As invisible as the image is of The Emporer is not wearing any clothes,

“The Emperor’s New Clothes” (Danish: Kejserens nye klæder) is a short tale written by Danish author Hans Christian Andersen, about two weavers who promise an emperor a new suit of clothes that they say is invisible to those who are unfit for their positions, stupid, or incompetent – while in reality, they make no clothes at all, making everyone believe the clothes are invisible to them. When the emperor parades before his subjects in his new “clothes”, no one dares to say that they do not see any suit of clothes on him for fear that they will be seen as stupid. Finally, a child cries out, “But he isn’t wearing anything at all!” Hans Christian Anderson’s Emporer wearing no clothes

We see this President not having a (realistic) clue about his circumstances it seems. Now he says he really can not be prosecuted because he has not committed any crimes…

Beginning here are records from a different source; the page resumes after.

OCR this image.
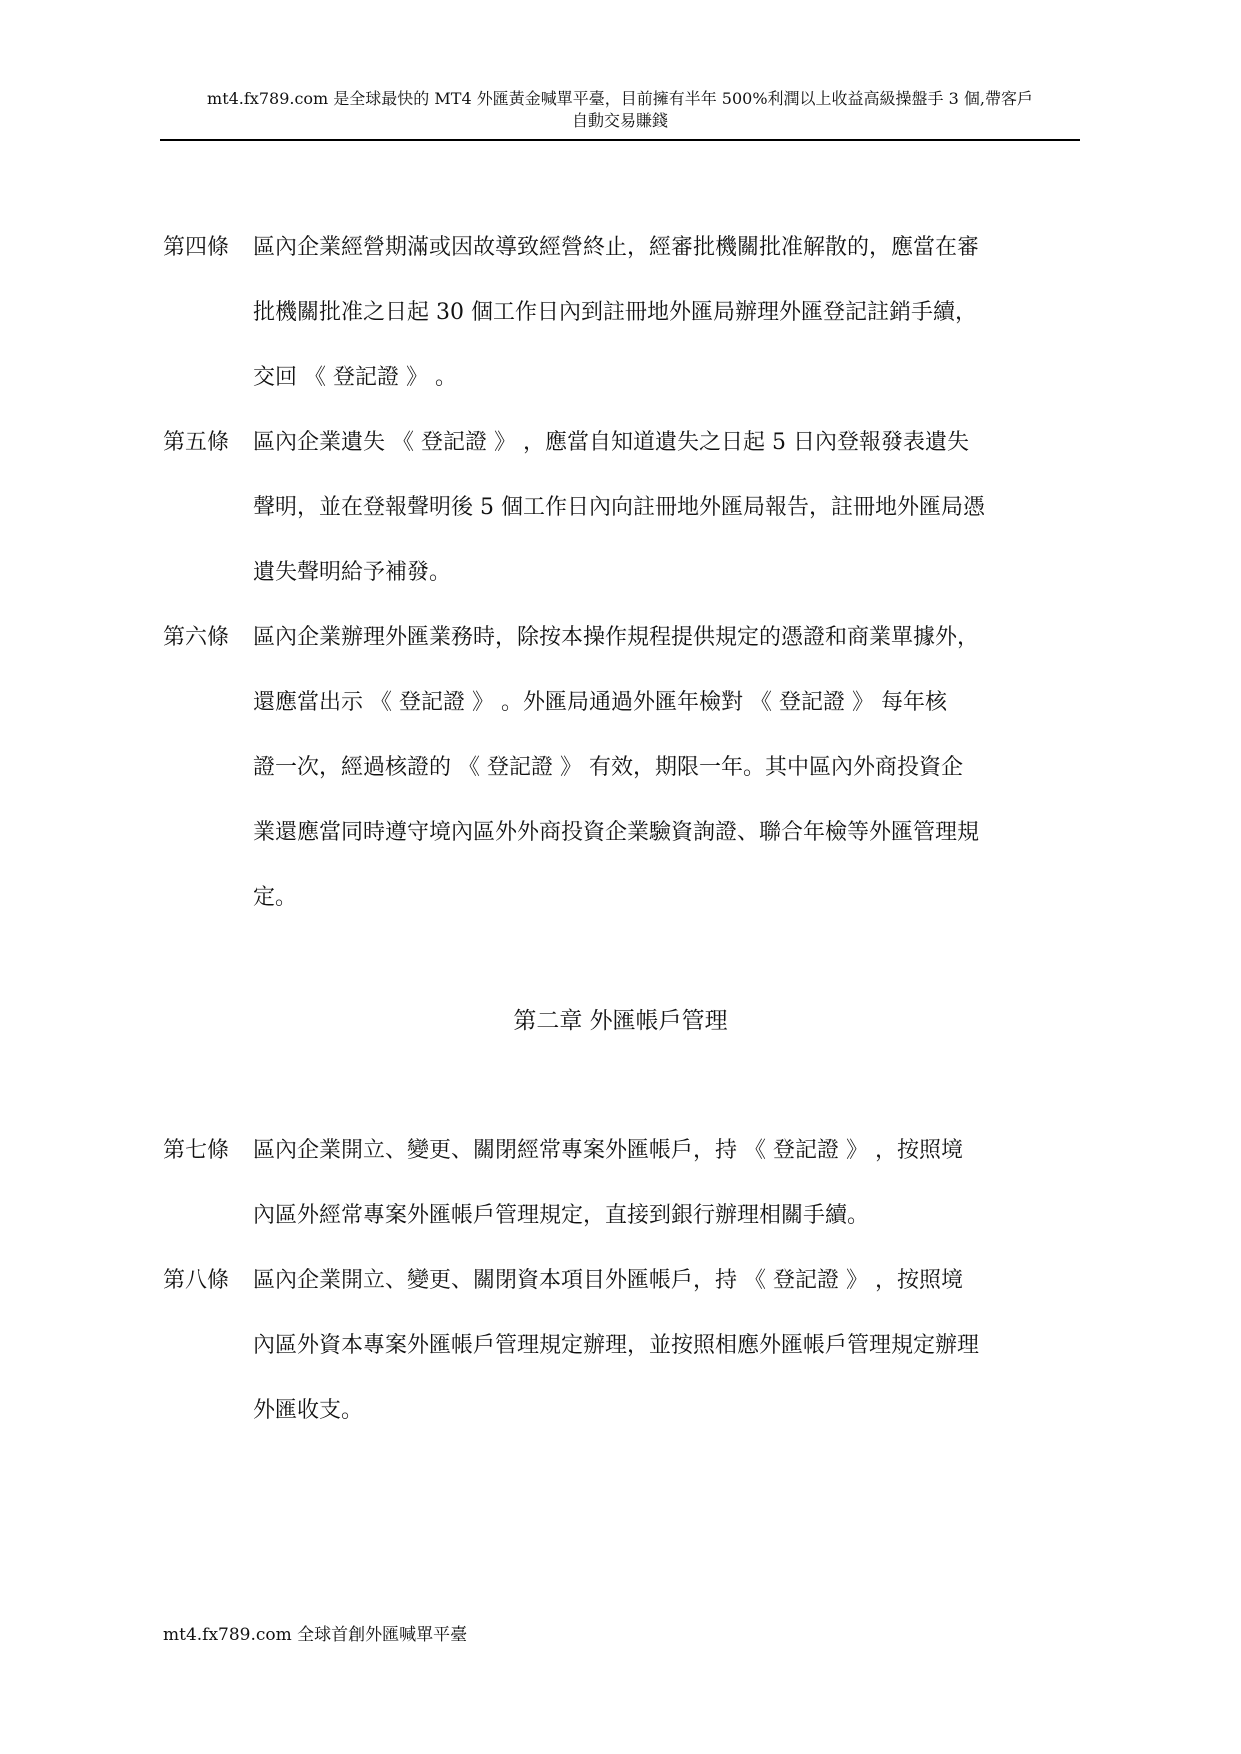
mt4.fx789.com 是全球最快的 MT4 外匯黃金喊單平臺，目前擁有半年 500%利潤以上收益高級操盤手 3 個,帶客戶
自動交易賺錢
第四條 區內企業經營期滿或因故導致經營終止，經審批機關批准解散的，應當在審
批機關批准之日起 30 個工作日內到註冊地外匯局辦理外匯登記註銷手續，
交回 《 登記證 》 。
第五條 區內企業遺失 《 登記證 》 ，應當自知道遺失之日起 5 日內登報發表遺失
聲明，並在登報聲明後 5 個工作日內向註冊地外匯局報告，註冊地外匯局憑
遺失聲明給予補發。
第六條 區內企業辦理外匯業務時，除按本操作規程提供規定的憑證和商業單據外，
還應當出示 《 登記證 》 。外匯局通過外匯年檢對 《 登記證 》 每年核
證一次，經過核證的 《 登記證 》 有效，期限一年。其中區內外商投資企
業還應當同時遵守境內區外外商投資企業驗資詢證、聯合年檢等外匯管理規
定。
第二章 外匯帳戶管理
第七條 區內企業開立、變更、關閉經常專案外匯帳戶，持 《 登記證 》 ，按照境
內區外經常專案外匯帳戶管理規定，直接到銀行辦理相關手續。
第八條 區內企業開立、變更、關閉資本項目外匯帳戶，持 《 登記證 》 ，按照境
內區外資本專案外匯帳戶管理規定辦理，並按照相應外匯帳戶管理規定辦理
外匯收支。
mt4.fx789.com 全球首創外匯喊單平臺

Well, with that and the “I can sell you a bridge…” kind of logic, the NYT Neal Katyl’s Opinion piece.

This Conspiracy Theory Should Worry Trump

When two or more people join together to break the law, as Michael Cohen says he and the president did, the penalties can be harsh.

President Trump needs a new defense. He started out with the claim that he didn’t know anything about payments that his former lawyer Michael Cohen arranged or made to the former Playboy model Karen McDougal and the pornographic film actress Stormy Daniels. Mr. Cohen’s tape destroyed that assertion, at least as it applied to Ms. McDougal.

His defense then evolved to denying any personal responsibility for those actions. Predictably, Mr. Cohen’s plea agreement on Tuesday destroyed that defense, too, after he told a federal judge under oath that the president had directed him to arrange payments to the two women, who claim to have had affairs with Mr. Trump, “for the principal purpose of influencing the election.”

Now President Trump has moved on to a new defense, claiming that what he did wasn’t a crime and so it can’t be prosecuted. That argument has no basis, either, and is inconsistent with centuries of Anglo-American law.